Deborah Lapidus, director of the Flying Clean campaign, an effort by a coalition of environmental groups, said the EPA had authority to regulate domestic-airline emissions immediately. U.S. airlines account for about a third of all aircraft global emissions.
Without limits, aviation emissions are set to double by the end of the decade.
“The airlines have a responsibility to do their part on climate change just like every other industry, and EPA needs to hold them to that,” Lapidus said.
Republicans, for their part, also attacked the EPA announcement, calling it another example of Obama’s regulatory overreach.
“The sky is the limit when it comes to how much of the U.S. economy the EPA wants to control,” said Rep. Lamar Smith, R-Texas, chairman of the House Science, Space and Technology Committee.
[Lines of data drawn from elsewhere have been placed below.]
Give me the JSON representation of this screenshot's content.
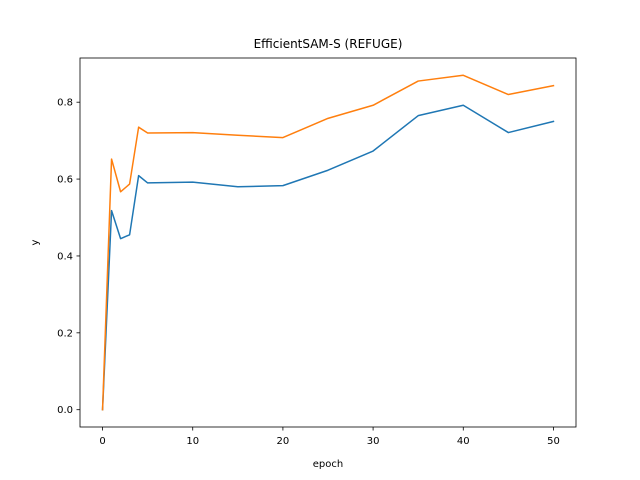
{
  "chart_data": {
    "type": "line",
    "title": "EfficientSAM-S (REFUGE)",
    "xlabel": "epoch",
    "ylabel": "y",
    "xlim": [
      -2.5,
      52.5
    ],
    "ylim": [
      -0.045,
      0.915
    ],
    "xticks": [
      0,
      10,
      20,
      30,
      40,
      50
    ],
    "yticks": [
      0.0,
      0.2,
      0.4,
      0.6,
      0.8
    ],
    "ytick_labels": [
      "0.0",
      "0.2",
      "0.4",
      "0.6",
      "0.8"
    ],
    "grid": false,
    "x": [
      0,
      1,
      2,
      3,
      4,
      5,
      10,
      15,
      20,
      25,
      30,
      35,
      40,
      45,
      50
    ],
    "series": [
      {
        "color": "#1f77b4",
        "values": [
          0.0,
          0.518,
          0.445,
          0.455,
          0.609,
          0.59,
          0.592,
          0.58,
          0.583,
          0.623,
          0.673,
          0.765,
          0.792,
          0.721,
          0.75
        ]
      },
      {
        "color": "#ff7f0e",
        "values": [
          0.0,
          0.652,
          0.567,
          0.587,
          0.735,
          0.72,
          0.721,
          0.714,
          0.708,
          0.758,
          0.792,
          0.855,
          0.87,
          0.82,
          0.843
        ]
      }
    ]
  }
}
Airlines contend they have worked aggressively to reduce fuel use and increase efficiency. They are looking into new technologies and alternatives like carbon-neutral, but costly, biofuels.
In their drive to reduce fuel costs, airlines have turned to a variety of strategies, like taxiing with a single engine, fitting winglets to improve plane aerodynamics, or using lighter material for seats. Some have cut back on the ice they bring on board.
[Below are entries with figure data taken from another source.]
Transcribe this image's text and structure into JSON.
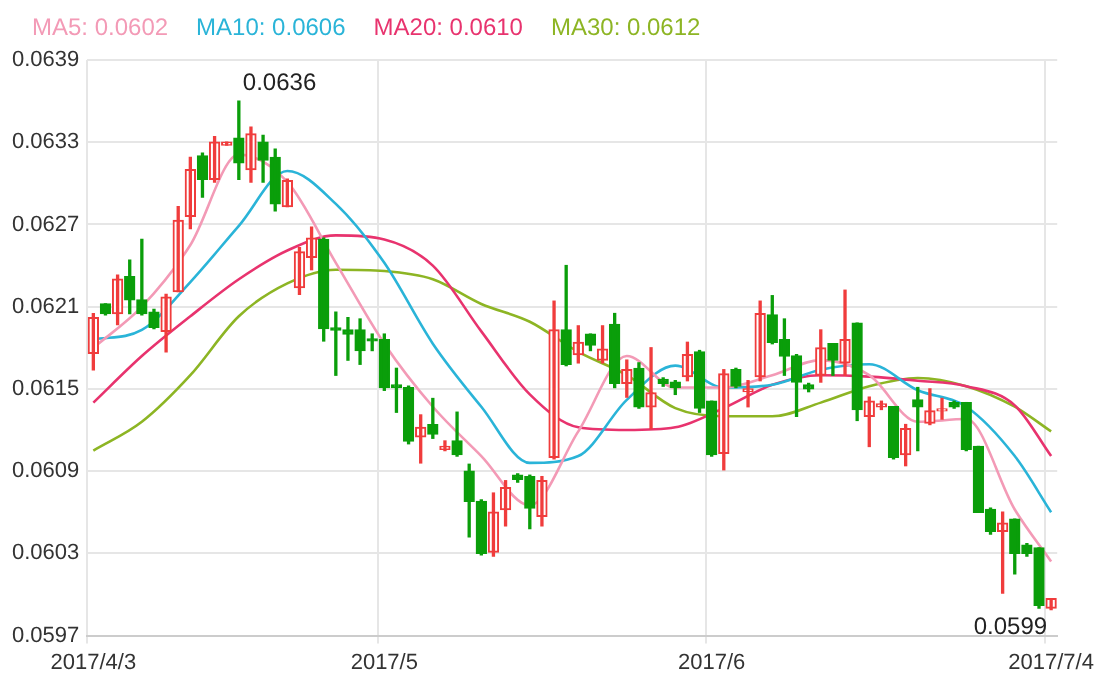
{
  "chart_data": {
    "type": "candlestick",
    "categories": [
      "2017/4/3",
      null,
      null,
      null,
      null,
      null,
      null,
      null,
      null,
      null,
      null,
      null,
      null,
      null,
      null,
      null,
      null,
      null,
      null,
      null,
      null,
      null,
      null,
      null,
      "2017/5",
      null,
      null,
      null,
      null,
      null,
      null,
      null,
      null,
      null,
      null,
      null,
      null,
      null,
      null,
      null,
      null,
      null,
      null,
      null,
      null,
      null,
      null,
      null,
      null,
      null,
      null,
      "2017/6",
      null,
      null,
      null,
      null,
      null,
      null,
      null,
      null,
      null,
      null,
      null,
      null,
      null,
      null,
      null,
      null,
      null,
      null,
      null,
      null,
      null,
      null,
      null,
      null,
      null,
      null,
      null,
      "2017/7/4"
    ],
    "ohlc": [
      [
        0.06176,
        0.06205,
        0.06164,
        0.06202
      ],
      [
        0.06212,
        0.06212,
        0.06204,
        0.06205
      ],
      [
        0.06205,
        0.06233,
        0.06197,
        0.0623
      ],
      [
        0.06232,
        0.06244,
        0.06205,
        0.06215
      ],
      [
        0.06215,
        0.06259,
        0.06204,
        0.06205
      ],
      [
        0.06206,
        0.06208,
        0.06194,
        0.06195
      ],
      [
        0.06192,
        0.06219,
        0.06177,
        0.06217
      ],
      [
        0.06221,
        0.06283,
        0.06221,
        0.06273
      ],
      [
        0.06276,
        0.06319,
        0.06267,
        0.0631
      ],
      [
        0.0632,
        0.06322,
        0.0629,
        0.06303
      ],
      [
        0.06303,
        0.06334,
        0.06301,
        0.0633
      ],
      [
        0.06328,
        0.0633,
        0.06328,
        0.0633
      ],
      [
        0.06333,
        0.0636,
        0.06303,
        0.06315
      ],
      [
        0.0631,
        0.06341,
        0.06301,
        0.06336
      ],
      [
        0.0633,
        0.06335,
        0.06301,
        0.06317
      ],
      [
        0.06319,
        0.06325,
        0.0628,
        0.06285
      ],
      [
        0.06283,
        0.06303,
        0.06283,
        0.06302
      ],
      [
        0.06224,
        0.06253,
        0.06219,
        0.0625
      ],
      [
        0.06246,
        0.06268,
        0.06237,
        0.0626
      ],
      [
        0.06259,
        0.0626,
        0.06185,
        0.06194
      ],
      [
        0.06194,
        0.06206,
        0.0616,
        0.06193
      ],
      [
        0.06193,
        0.06202,
        0.06171,
        0.0619
      ],
      [
        0.06193,
        0.06201,
        0.06168,
        0.06178
      ],
      [
        0.06186,
        0.0619,
        0.06178,
        0.06185
      ],
      [
        0.06186,
        0.0619,
        0.06149,
        0.06151
      ],
      [
        0.06153,
        0.06165,
        0.06133,
        0.06151
      ],
      [
        0.06151,
        0.06152,
        0.0611,
        0.06112
      ],
      [
        0.06115,
        0.06131,
        0.06096,
        0.06122
      ],
      [
        0.06124,
        0.06143,
        0.06114,
        0.06117
      ],
      [
        0.06106,
        0.06112,
        0.06105,
        0.06108
      ],
      [
        0.06112,
        0.06133,
        0.06101,
        0.06102
      ],
      [
        0.0609,
        0.06095,
        0.06042,
        0.06068
      ],
      [
        0.06068,
        0.06069,
        0.06029,
        0.0603
      ],
      [
        0.06031,
        0.06074,
        0.06028,
        0.0606
      ],
      [
        0.06062,
        0.06083,
        0.0605,
        0.06078
      ],
      [
        0.06087,
        0.06088,
        0.06082,
        0.06084
      ],
      [
        0.06086,
        0.06087,
        0.06048,
        0.06063
      ],
      [
        0.06057,
        0.06086,
        0.0605,
        0.06083
      ],
      [
        0.061,
        0.06214,
        0.06099,
        0.06193
      ],
      [
        0.06193,
        0.0624,
        0.06167,
        0.06168
      ],
      [
        0.06175,
        0.06196,
        0.06169,
        0.06184
      ],
      [
        0.0619,
        0.0619,
        0.06178,
        0.06182
      ],
      [
        0.06171,
        0.06196,
        0.06169,
        0.06179
      ],
      [
        0.06197,
        0.06205,
        0.06151,
        0.06154
      ],
      [
        0.06154,
        0.06171,
        0.06144,
        0.06164
      ],
      [
        0.06165,
        0.06169,
        0.06136,
        0.06137
      ],
      [
        0.06137,
        0.0618,
        0.06121,
        0.06147
      ],
      [
        0.06157,
        0.06158,
        0.06152,
        0.06154
      ],
      [
        0.06155,
        0.06156,
        0.06146,
        0.06151
      ],
      [
        0.06159,
        0.06184,
        0.06156,
        0.06175
      ],
      [
        0.06177,
        0.06178,
        0.06133,
        0.06136
      ],
      [
        0.06141,
        0.06141,
        0.06101,
        0.06102
      ],
      [
        0.06103,
        0.06164,
        0.06091,
        0.06161
      ],
      [
        0.06164,
        0.06165,
        0.06151,
        0.06152
      ],
      [
        0.06148,
        0.06156,
        0.06137,
        0.0615
      ],
      [
        0.06159,
        0.06214,
        0.06156,
        0.06205
      ],
      [
        0.06204,
        0.06218,
        0.06183,
        0.06184
      ],
      [
        0.06186,
        0.06201,
        0.0616,
        0.06174
      ],
      [
        0.06174,
        0.06175,
        0.0613,
        0.06155
      ],
      [
        0.06153,
        0.06154,
        0.06148,
        0.0615
      ],
      [
        0.0616,
        0.06193,
        0.06155,
        0.0618
      ],
      [
        0.06183,
        0.06183,
        0.0616,
        0.06171
      ],
      [
        0.06169,
        0.06222,
        0.0616,
        0.06186
      ],
      [
        0.06198,
        0.06198,
        0.06127,
        0.06135
      ],
      [
        0.0613,
        0.06144,
        0.06108,
        0.06141
      ],
      [
        0.06137,
        0.06141,
        0.06135,
        0.06139
      ],
      [
        0.06137,
        0.06137,
        0.06099,
        0.061
      ],
      [
        0.06102,
        0.06124,
        0.06094,
        0.06121
      ],
      [
        0.06142,
        0.06151,
        0.06105,
        0.06137
      ],
      [
        0.06125,
        0.0615,
        0.06124,
        0.06134
      ],
      [
        0.06134,
        0.06143,
        0.06128,
        0.06135
      ],
      [
        0.0614,
        0.06141,
        0.06136,
        0.06137
      ],
      [
        0.0614,
        0.0614,
        0.06105,
        0.06106
      ],
      [
        0.06108,
        0.06108,
        0.0606,
        0.0606
      ],
      [
        0.06062,
        0.06063,
        0.06044,
        0.06046
      ],
      [
        0.06046,
        0.0606,
        0.06001,
        0.06052
      ],
      [
        0.06055,
        0.06055,
        0.06015,
        0.0603
      ],
      [
        0.06036,
        0.06037,
        0.06028,
        0.0603
      ],
      [
        0.06034,
        0.06034,
        0.0599,
        0.05992
      ],
      [
        0.0599,
        0.05997,
        0.05989,
        0.05997
      ]
    ],
    "colors": [
      "#f03c3c",
      "#0a9e0a",
      "#f03c3c",
      "#0a9e0a",
      "#0a9e0a",
      "#0a9e0a",
      "#f03c3c",
      "#f03c3c",
      "#f03c3c",
      "#0a9e0a",
      "#f03c3c",
      "#f03c3c",
      "#0a9e0a",
      "#f03c3c",
      "#0a9e0a",
      "#0a9e0a",
      "#f03c3c",
      "#f03c3c",
      "#f03c3c",
      "#0a9e0a",
      "#0a9e0a",
      "#0a9e0a",
      "#0a9e0a",
      "#0a9e0a",
      "#0a9e0a",
      "#0a9e0a",
      "#0a9e0a",
      "#f03c3c",
      "#0a9e0a",
      "#f03c3c",
      "#0a9e0a",
      "#0a9e0a",
      "#0a9e0a",
      "#f03c3c",
      "#f03c3c",
      "#0a9e0a",
      "#0a9e0a",
      "#f03c3c",
      "#f03c3c",
      "#0a9e0a",
      "#f03c3c",
      "#0a9e0a",
      "#f03c3c",
      "#0a9e0a",
      "#f03c3c",
      "#0a9e0a",
      "#f03c3c",
      "#0a9e0a",
      "#0a9e0a",
      "#f03c3c",
      "#0a9e0a",
      "#0a9e0a",
      "#f03c3c",
      "#0a9e0a",
      "#f03c3c",
      "#f03c3c",
      "#0a9e0a",
      "#0a9e0a",
      "#0a9e0a",
      "#0a9e0a",
      "#f03c3c",
      "#0a9e0a",
      "#f03c3c",
      "#0a9e0a",
      "#f03c3c",
      "#f03c3c",
      "#0a9e0a",
      "#f03c3c",
      "#0a9e0a",
      "#f03c3c",
      "#f03c3c",
      "#0a9e0a",
      "#0a9e0a",
      "#0a9e0a",
      "#0a9e0a",
      "#f03c3c",
      "#0a9e0a",
      "#0a9e0a",
      "#0a9e0a",
      "#f03c3c"
    ],
    "series": [
      {
        "type": "line",
        "name": "MA5: 0.0602",
        "color": "#f39ab6",
        "values": [
          0.0618,
          null,
          null,
          null,
          0.0621,
          null,
          null,
          null,
          0.06255,
          null,
          null,
          null,
          0.06321,
          null,
          null,
          null,
          0.06301,
          null,
          null,
          null,
          0.06242,
          null,
          null,
          null,
          0.06183,
          null,
          null,
          null,
          0.06137,
          null,
          null,
          null,
          0.06101,
          null,
          null,
          null,
          0.06065,
          null,
          null,
          null,
          0.06119,
          null,
          null,
          null,
          0.06174,
          null,
          null,
          null,
          0.06151,
          null,
          null,
          null,
          0.06151,
          null,
          null,
          null,
          0.0616,
          null,
          null,
          null,
          0.06171,
          null,
          null,
          null,
          0.0616,
          null,
          null,
          null,
          0.06126,
          null,
          null,
          null,
          0.06128,
          null,
          null,
          null,
          0.06062,
          null,
          null,
          0.06024
        ]
      },
      {
        "type": "line",
        "name": "MA10: 0.0606",
        "color": "#2ab4d8",
        "values": [
          0.06186,
          null,
          null,
          null,
          0.06193,
          null,
          null,
          null,
          0.06228,
          null,
          null,
          null,
          0.06269,
          null,
          null,
          null,
          0.06309,
          null,
          null,
          null,
          0.06285,
          null,
          null,
          null,
          0.06242,
          null,
          null,
          null,
          0.06183,
          null,
          null,
          null,
          0.06137,
          null,
          null,
          null,
          0.06096,
          null,
          null,
          null,
          0.06101,
          null,
          null,
          null,
          0.06142,
          null,
          null,
          null,
          0.06167,
          null,
          null,
          null,
          0.06151,
          null,
          null,
          null,
          0.06153,
          null,
          null,
          null,
          0.06164,
          null,
          null,
          null,
          0.06168,
          null,
          null,
          null,
          0.06149,
          null,
          null,
          null,
          0.06137,
          null,
          null,
          null,
          0.06101,
          null,
          null,
          0.0606
        ]
      },
      {
        "type": "line",
        "name": "MA20: 0.0610",
        "color": "#e8336e",
        "values": [
          0.0614,
          null,
          null,
          null,
          0.06174,
          null,
          null,
          null,
          0.06203,
          null,
          null,
          null,
          0.0623,
          null,
          null,
          null,
          0.06251,
          null,
          null,
          null,
          0.06262,
          null,
          null,
          null,
          0.06259,
          null,
          null,
          null,
          0.0624,
          null,
          null,
          null,
          0.06192,
          null,
          null,
          null,
          0.06146,
          null,
          null,
          null,
          0.06122,
          null,
          null,
          null,
          0.0612,
          null,
          null,
          null,
          0.06122,
          null,
          null,
          null,
          0.06136,
          null,
          null,
          null,
          0.06153,
          null,
          null,
          null,
          0.0616,
          null,
          null,
          null,
          0.06159,
          null,
          null,
          null,
          0.06156,
          null,
          null,
          null,
          0.06152,
          null,
          null,
          null,
          0.06138,
          null,
          null,
          0.06101
        ]
      },
      {
        "type": "line",
        "name": "MA30: 0.0612",
        "color": "#8db524",
        "values": [
          0.06105,
          null,
          null,
          null,
          0.06126,
          null,
          null,
          null,
          0.0616,
          null,
          null,
          null,
          0.06203,
          null,
          null,
          null,
          0.06227,
          null,
          null,
          null,
          0.06237,
          null,
          null,
          null,
          0.06236,
          null,
          null,
          null,
          0.0623,
          null,
          null,
          null,
          0.06212,
          null,
          null,
          null,
          0.06199,
          null,
          null,
          null,
          0.06177,
          null,
          null,
          null,
          0.0616,
          null,
          null,
          null,
          0.06136,
          null,
          null,
          null,
          0.0613,
          null,
          null,
          null,
          0.0613,
          null,
          null,
          null,
          0.0614,
          null,
          null,
          null,
          0.06152,
          null,
          null,
          null,
          0.06158,
          null,
          null,
          null,
          0.06152,
          null,
          null,
          null,
          0.06137,
          null,
          null,
          0.06119
        ]
      }
    ],
    "ylim": [
      0.0597,
      0.0639
    ],
    "yticks": [
      0.0597,
      0.0603,
      0.0609,
      0.0615,
      0.0621,
      0.0627,
      0.0633,
      0.0639
    ],
    "grid": true,
    "legend": "top left",
    "annotations": [
      "0.0636",
      "0.0599"
    ]
  }
}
Each 5.5 pounds of weight reduced on a plane means a 1-ton drop in carbon emissions per year, according to International Air Transport Association (IATA) data.
But making big cuts in emissions is a hard task, with efforts more than offset by the growth of the aviation sector worldwide.
Aviation accounts for about 2 percent of global emissions, but it is among the fastest-growing sources of global greenhouse-gas emissions as air travel becomes more affordable and more people travel around the world. By 2020, international aviation emissions could be 70 percent higher than in 2005, even if fuel efficiency improves by 2 percent a year, according to estimates cited by the European Commission.
Commercial airlines have voluntarily committed to limit the growth of their carbon emissions to 2 percent a year through 2020, then cap emission growth after that. By 2050, the industry hopes to cut its greenhouse-gas emissions to half their 2005 levels, according to IATA.
“We are driven to be really fuel-efficient because fuel is usually our No. 1 cost,” said Nancy Young, the vice president for regulatory affairs at Airlines for America, the industry’s trade group. “So, we are driven to be very carbon-efficient as well. We are doing everything we can through technology and operations to reduce our emissions.”
In 2014, domestic carriers burned 8 percent less fuel than they did in 2000, while carrying 20 percent more passengers and cargo, she said.
Buying new planes with more efficient engines remains the most effective path to reducing an airline’s fuel costs.
The newest generation of airplanes, like the Boeing 787 Dreamliner and the Airbus A350, promise about 20 percent better fuel economy, thanks to new engines and lighter airframes.
So far, Boeing has delivered over 280 of its 787s to airlines around the world, out of more than 1,100 planes it has on order. Airbus has 780 A350s on order and has, so far, delivered three.